Книга: Лабиринт Химеры
Назад: Путеводитель Для господ, путешествующих по местным достопримечательностям Павловска За год 190 — (оборвано)
Дальше: 72. Перепутья

71. В казематах сырых

1902 год, 30 апреля, раннее утро.
Вечный соперник и близкий сосед Гостиного двора, Апраксин двор, занимал в центре столицы изрядный кусок земли между Садовой улицей и рекой Фонтанкой. Парадной стороной Апраксин смотрел на Министерство финансов. Было что показать. Одна за другой теснились лавки с просторными витринами, в которых купечество выставляло все, что только могло интересовать столичную публику, особенно дам. Конечно, с блеском, роскошью и ценами Гостиного торговцы Апраксина тягаться не могли, но свой товар показывали с лучшей стороны. Пройдясь по крытой галерее Апраксина из конца в конец, можно было накупить все, что только душа пожелает: от бубликов и колониальных товаров до хрустальных люстр и роскошного английского сукна. Покупателя тут обхаживали как могли и торговались в его удовольствие, а себе в убыток. Как казалось покупателям. Пройтись по торговой галерее, ничего не купив, поглазев, приценившись и получив дармовой огурчик на пробу, было развлечением не менее традиционным, чем променад по Невскому проспекту.

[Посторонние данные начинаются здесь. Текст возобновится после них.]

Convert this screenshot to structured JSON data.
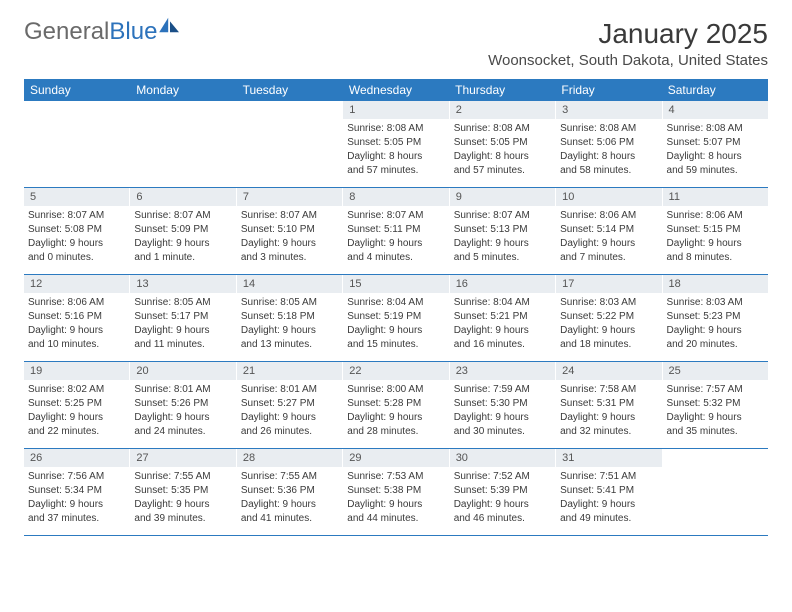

Вот только мало кто из чистой публики догадывался, что скрывают яркие фасады Апраксина. Стоило зайти во внутренний двор, как начинался совсем другой мир: закоулки из складов и хранилищ, из которых живым можно не выбраться. Люд попадался все больше мрачный, суровый и решительный, финкой пырнет — и не заметит. А был в Апраксине мир еще более потаенный: подвалы. Говорили, что тянутся они не только под торговым двором, но и уходят невесть куда. Соваться в них совсем не следовало. Потому что там собиралась публика лихая и, прямо сказать, разбойная. Здесь скрывались беглые, воры сбывали добычу, обитали те, кому в столице находиться строго воспрещалось, — словом, вольный люд, плевавший на закон.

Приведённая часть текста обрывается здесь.